Periodic Reporting for period 1 - RG.BIO (Renormalization group approach to the collective behaviour of strongly correlated biological systems)
Reporting period: 2018-10-01 to 2020-03-31
Collective biological systems are correlated to a degree which is unusually strong and which would require fine tuning at the physical level. Strong correlations are at the same time the mystery of collective behaviour and the key to unlock this mystery. On the one hand, we do not fully understand why correlations are so strong, and conjectures about collective response and fluctuation-dissipation relations are to be proved. On the other hand, strong correlations allow us to study and compare through the same theoretical looking glass systems as diverse as bird flocks, insect swarms and cell colonies: when correlations extend beyond all microscopic length scales of the system, we are led to believe that details cannot matter a lot. In absence of any empirical backup, this may look like wishful thinking. But an empirical backup does exist, in the form of scaling laws, which have been found to hold both at the static and at the dynamic level. This scenario suggests that the current landscape of scattered concepts (correlation, universality, scaling) can be brought to a theoretical closure through the main tool that physics developed half a century ago exactly to this aim, namely the renormalization group.
By conducting innovative experimental observations on bird flocks (starlings, swifts), insect swarms (midges, mosquitoes) and cell colonies, and building on the statistical physics concepts of correlation and scaling, RG.BIO aims at developing a novel renormalization group approach to strongly correlated biological systems, with the purpose of classifying into new universality classes the collective phenomena of life.
THEORY. One of the central ideas inspiring my theoretical understanding of biological collective behaviour, is that the social forces appearing into the equations of motion cannot act directly on the velocities of the animals, but have to be mediated by the spin, namely the generator of the rotations of the velocity itself. This change of perspective allowed our lab to reconcile theory with experiments regarding the propagation of information in bird flocks and the shape of the dynamical correlation functions in insect swarms. In the light of this, our first theoretical effort within RG.BIO has been to perform an RG calculation of a model in which non-dissipative terms coupling the velocity and the spin modes coexisted with the dissipative terms typical of any biological system. We discovered that for low enough dissipation, or small enough groups, dissipation is ineffective, so that the critical exponent ruling the dynamics has a value much closer to the experimental one than previous estimates. We are now studying how these mode-coupling terms impact on hydrodynamics theories with explicit terms of self-propulsion.
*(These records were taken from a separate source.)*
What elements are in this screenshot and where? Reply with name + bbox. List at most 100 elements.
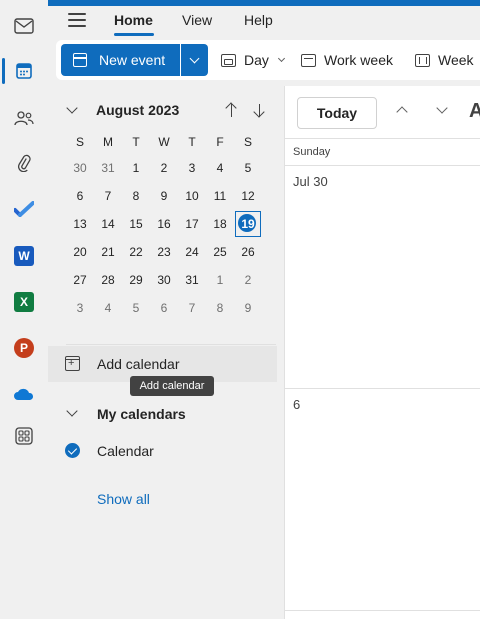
- mini-calendar-day[interactable]: 30: [66, 154, 94, 182]
- mini-calendar-day[interactable]: 17: [178, 210, 206, 238]
- mini-calendar-day[interactable]: 21: [94, 238, 122, 266]
- mini-calendar-day[interactable]: 28: [94, 266, 122, 294]
- mini-calendar-day[interactable]: 15: [122, 210, 150, 238]
- left-pane: August 2023 SMTWTFS 30 31 1 2 3 4 5 6 7 8 9 10 11 12 1…: [48, 86, 284, 619]
- rail-mail[interactable]: [6, 8, 42, 44]
- rail-calendar[interactable]: [6, 53, 42, 89]
- mini-calendar-day[interactable]: 6: [66, 182, 94, 210]
- mini-calendar-day[interactable]: 7: [94, 182, 122, 210]
- week-view-icon: [415, 53, 430, 67]
- mini-calendar-day[interactable]: 31: [94, 154, 122, 182]
- ribbon-tabs: Home View Help: [48, 6, 480, 36]
- today-button[interactable]: Today: [297, 97, 377, 129]
- chevron-down-icon: [189, 53, 200, 63]
- mini-calendar-day[interactable]: 22: [122, 238, 150, 266]
- mini-calendar-day[interactable]: 8: [206, 294, 234, 322]
- mini-calendar-header: August 2023: [60, 102, 270, 122]
- mini-calendar-today[interactable]: 19: [234, 210, 262, 238]
- mini-calendar-day[interactable]: 31: [178, 266, 206, 294]
- mini-calendar-day[interactable]: 24: [178, 238, 206, 266]
- mini-calendar-day[interactable]: 1: [206, 266, 234, 294]
- mini-calendar-day[interactable]: 23: [150, 238, 178, 266]
- day-number: 13: [73, 217, 87, 231]
- rail-files[interactable]: [6, 145, 42, 181]
- rail-word[interactable]: W: [6, 238, 42, 274]
- day-number: 1: [216, 273, 224, 287]
- mini-calendar-day[interactable]: 27: [66, 266, 94, 294]
- calendar-checked-icon[interactable]: [65, 443, 80, 458]
- mini-calendar-day[interactable]: 2: [234, 266, 262, 294]
- mini-calendar-day[interactable]: 10: [178, 182, 206, 210]
- mini-calendar-day[interactable]: 13: [66, 210, 94, 238]
- view-day-button[interactable]: Day: [221, 44, 285, 76]
- mini-calendar-day[interactable]: 5: [234, 154, 262, 182]
- rail-onedrive[interactable]: [6, 376, 42, 412]
- my-calendars-chevron-icon[interactable]: [66, 405, 78, 417]
- mini-calendar-day[interactable]: 20: [66, 238, 94, 266]
- day-number: 21: [101, 245, 115, 259]
- tooltip: Add calendar: [130, 376, 214, 396]
- calendar-list-item[interactable]: Calendar: [97, 443, 154, 459]
- mini-calendar-day[interactable]: 9: [150, 182, 178, 210]
- cell-date: 6: [293, 397, 301, 412]
- day-number: 31: [185, 273, 199, 287]
- mini-calendar-day[interactable]: 30: [150, 266, 178, 294]
- tab-view[interactable]: View: [182, 12, 212, 28]
- mini-calendar-day[interactable]: 1: [122, 154, 150, 182]
- day-number: 2: [160, 161, 168, 175]
- mini-calendar-day[interactable]: 18: [206, 210, 234, 238]
- rail-powerpoint[interactable]: P: [6, 330, 42, 366]
- mini-calendar-day[interactable]: 5: [122, 294, 150, 322]
- mini-calendar-day[interactable]: 8: [122, 182, 150, 210]
- previous-month-arrow-icon[interactable]: [224, 102, 240, 120]
- mini-calendar-day[interactable]: 9: [234, 294, 262, 322]
- next-period-chevron-icon[interactable]: [436, 102, 448, 114]
- day-number: 20: [73, 245, 87, 259]
- mini-calendar-day[interactable]: 29: [122, 266, 150, 294]
- mini-calendar-day[interactable]: 25: [206, 238, 234, 266]
- view-week-label: Week: [438, 52, 474, 68]
- mini-calendar-day[interactable]: 16: [150, 210, 178, 238]
- day-number: 4: [216, 161, 224, 175]
- show-all-link[interactable]: Show all: [97, 491, 150, 507]
- mini-calendar-day[interactable]: 14: [94, 210, 122, 238]
- new-event-button[interactable]: New event: [61, 44, 180, 76]
- rail-active-indicator: [2, 58, 5, 84]
- month-day-cell[interactable]: Jul 30: [285, 166, 480, 389]
- mini-calendar-day[interactable]: 7: [178, 294, 206, 322]
- day-number: 29: [129, 273, 143, 287]
- tab-help[interactable]: Help: [244, 12, 273, 28]
- day-number: 12: [241, 189, 255, 203]
- mini-calendar-day[interactable]: 6: [150, 294, 178, 322]
- my-calendars-heading[interactable]: My calendars: [97, 406, 186, 422]
- mini-calendar-month[interactable]: August 2023: [96, 102, 179, 118]
- rail-people[interactable]: [6, 100, 42, 136]
- hamburger-menu-icon[interactable]: [68, 13, 86, 27]
- mini-calendar-day[interactable]: 4: [206, 154, 234, 182]
- rail-todo[interactable]: [6, 191, 42, 227]
- calendar-grid: Today A Sunday Jul 30 6: [284, 86, 480, 619]
- mini-calendar-day[interactable]: 3: [178, 154, 206, 182]
- collapse-chevron-icon[interactable]: [66, 102, 78, 114]
- new-event-dropdown[interactable]: [181, 44, 208, 76]
- next-month-arrow-icon[interactable]: [252, 102, 268, 120]
- day-number: 7: [104, 189, 112, 203]
- tab-home[interactable]: Home: [114, 12, 153, 28]
- mini-calendar-day[interactable]: 26: [234, 238, 262, 266]
- rail-more-apps[interactable]: [6, 418, 42, 454]
- mini-calendar-day[interactable]: 11: [206, 182, 234, 210]
- day-number: 11: [213, 189, 227, 203]
- month-day-cell[interactable]: 6: [285, 389, 480, 611]
- rail-excel[interactable]: X: [6, 284, 42, 320]
- view-week-button[interactable]: Week: [415, 44, 474, 76]
- previous-period-chevron-icon[interactable]: [396, 106, 408, 118]
- weekday-label: M: [103, 135, 113, 149]
- day-number: 10: [185, 189, 199, 203]
- mini-calendar-day[interactable]: 12: [234, 182, 262, 210]
- mini-calendar-day[interactable]: 3: [66, 294, 94, 322]
- powerpoint-icon: P: [14, 338, 34, 358]
- view-work-week-button[interactable]: Work week: [301, 44, 393, 76]
- mini-calendar-day[interactable]: 4: [94, 294, 122, 322]
- mini-calendar-day[interactable]: 2: [150, 154, 178, 182]
- divider: [66, 344, 276, 345]
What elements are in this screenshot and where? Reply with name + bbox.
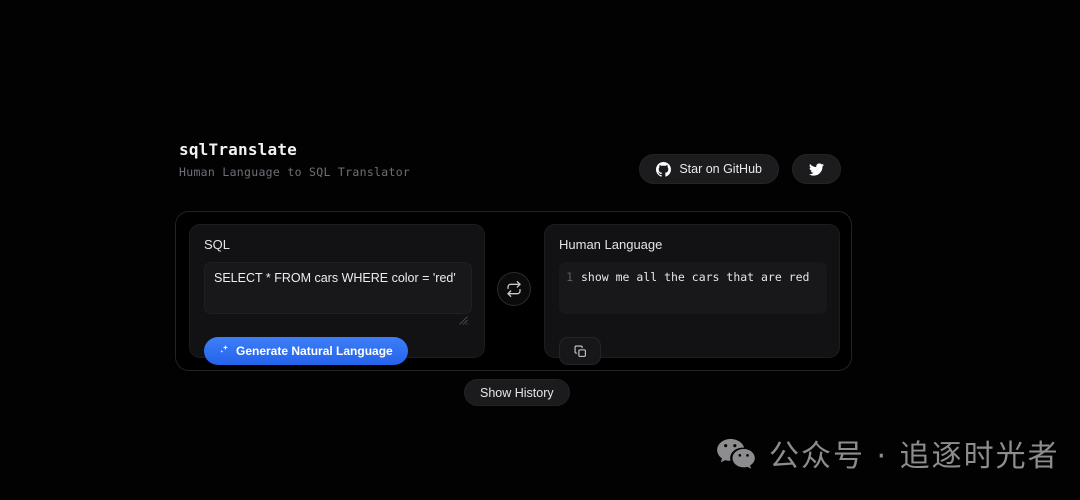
page-subtitle: Human Language to SQL Translator — [179, 165, 411, 179]
result-code-block: 1 show me all the cars that are red — [559, 262, 827, 314]
copy-result-button[interactable] — [559, 337, 601, 365]
sql-input[interactable] — [204, 262, 472, 314]
watermark-text: 公众号 · 追逐时光者 — [769, 438, 1060, 474]
twitter-share-button[interactable] — [792, 154, 841, 184]
github-icon — [656, 161, 672, 177]
translator-panel: SQL Generate Natural Language — [175, 211, 852, 371]
generate-button-label: Generate Natural Language — [236, 344, 393, 358]
sql-input-card: SQL Generate Natural Language — [189, 224, 485, 365]
copy-icon — [574, 345, 587, 358]
sql-card-label: SQL — [204, 237, 231, 252]
header-actions: Star on GitHub — [639, 154, 841, 184]
show-history-label: Show History — [480, 385, 554, 400]
show-history-button[interactable]: Show History — [464, 379, 570, 406]
code-line: 1 show me all the cars that are red — [559, 269, 827, 285]
generate-natural-language-button[interactable]: Generate Natural Language — [204, 337, 408, 365]
result-card-label: Human Language — [559, 237, 663, 252]
swap-direction-button[interactable] — [497, 272, 531, 306]
watermark: 公众号 · 追逐时光者 — [716, 437, 1060, 476]
app-header: sqlTranslate Human Language to SQL Trans… — [179, 140, 841, 186]
result-card: Human Language 1 show me all the cars th… — [544, 224, 840, 365]
wechat-icon — [716, 437, 756, 476]
brand: sqlTranslate Human Language to SQL Trans… — [179, 140, 410, 180]
resize-handle-icon[interactable] — [459, 316, 468, 325]
page-title: sqlTranslate — [179, 140, 297, 159]
app-root: sqlTranslate Human Language to SQL Trans… — [0, 0, 1080, 500]
swap-arrows-icon — [506, 281, 522, 297]
code-line-number: 1 — [566, 270, 573, 284]
star-on-github-button[interactable]: Star on GitHub — [639, 154, 779, 184]
code-line-text: show me all the cars that are red — [581, 270, 810, 284]
twitter-icon — [809, 162, 824, 177]
sparkle-icon — [219, 344, 230, 358]
star-on-github-label: Star on GitHub — [679, 162, 762, 176]
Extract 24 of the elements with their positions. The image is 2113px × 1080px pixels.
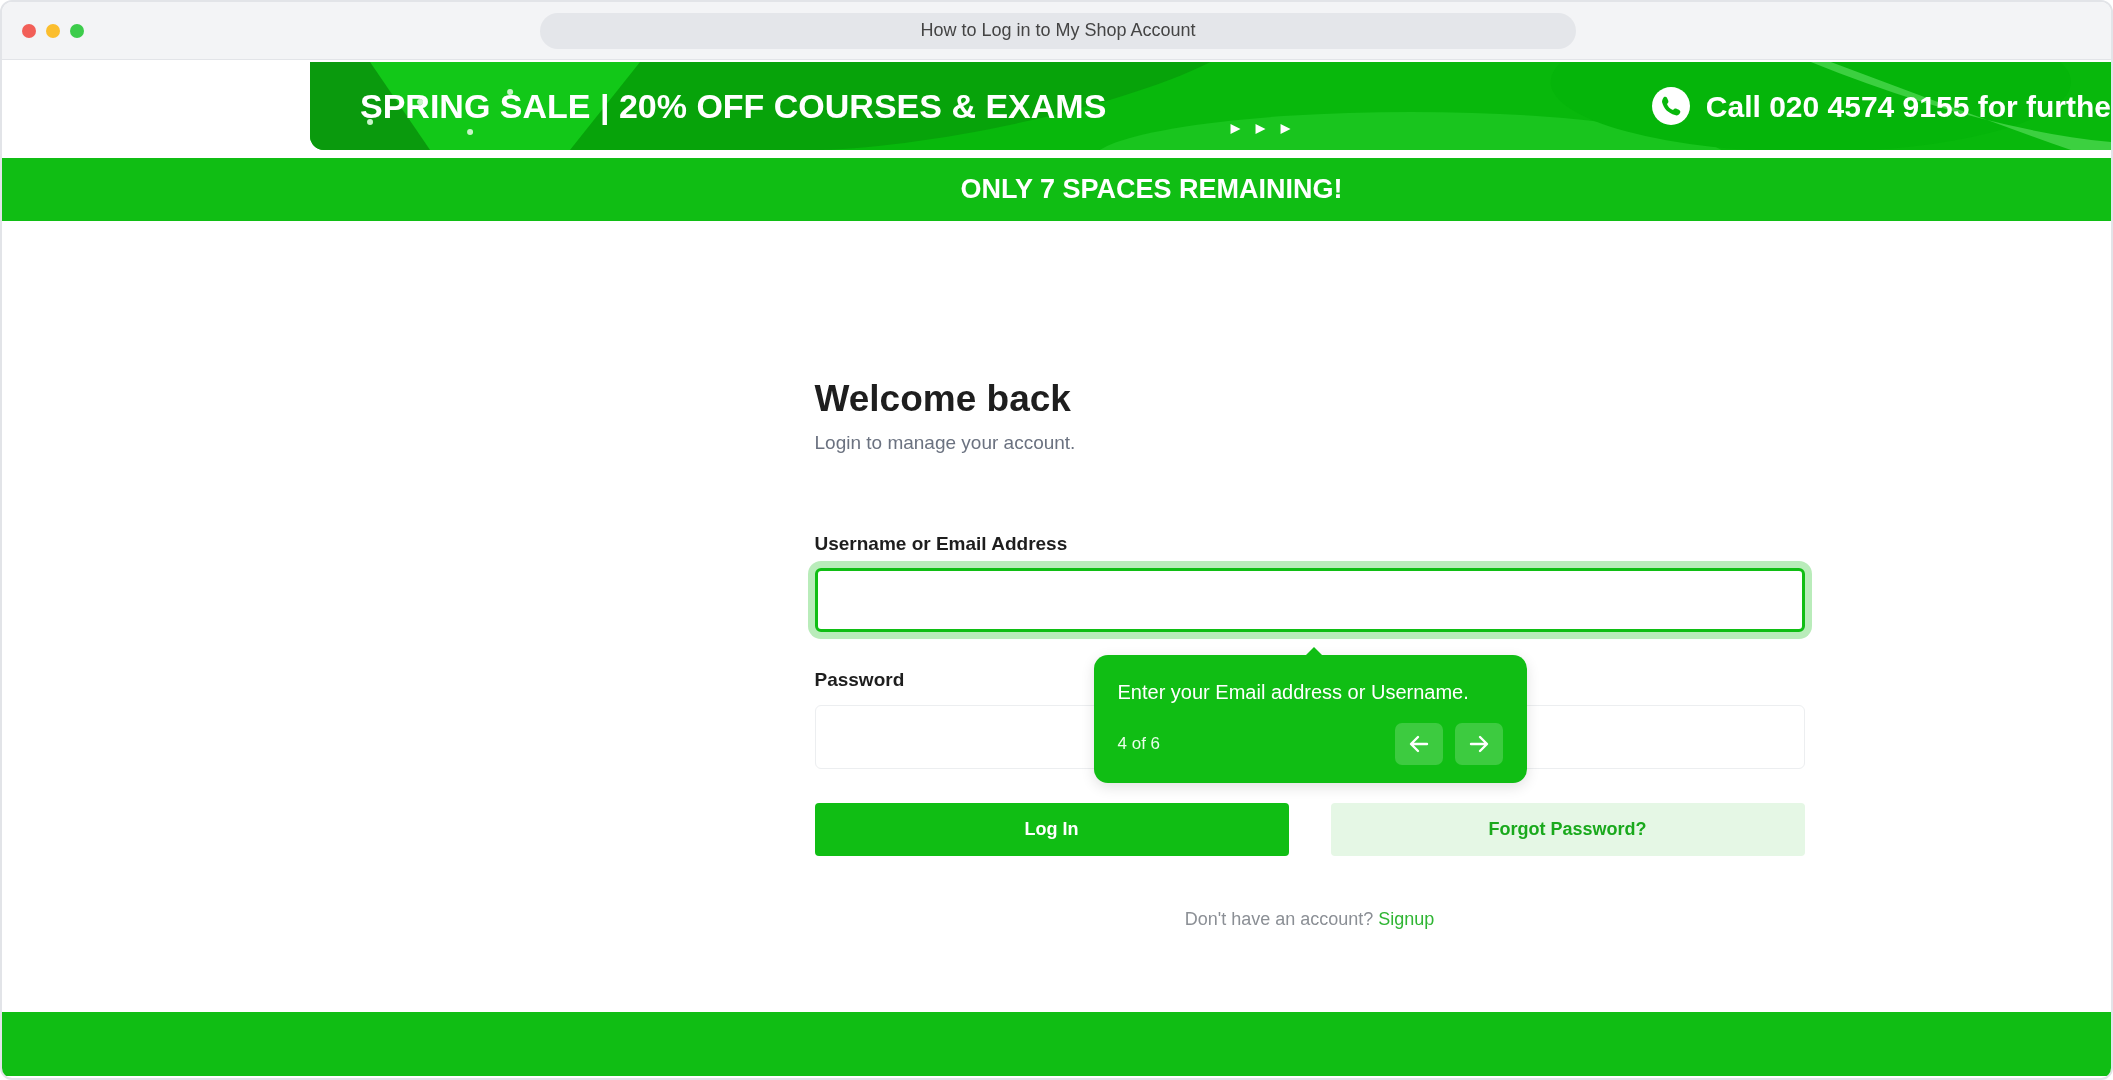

Finally, we have developed a new marginal field theory, able to explain the scale-free correlations of the speed found in bird flocks as a phenomenon due to the vicinity to a zero temperature critical point, hence avoiding the need to tune any parameter to criticality.
THEORY. The central theoretical idea of RG.BIO is that the only way to develop a predictive theoretical physics of biological collective phenomena is through a novel renormalization group (RG) approach. The long-term objective of the project is to develop a new RG perturbative theory based on separation of time scales, using correlations and scaling laws as empirical anchors of theoretical work. These results will be tested against the experimental arm of the project, exploring the validity of an RG classification of collective biological phenomena into universality classes. Quantitatively accurate, and possibly parameter-free matching between theory and experiment, in the theoretical physics tradition, will be a major concern of RG.BIO.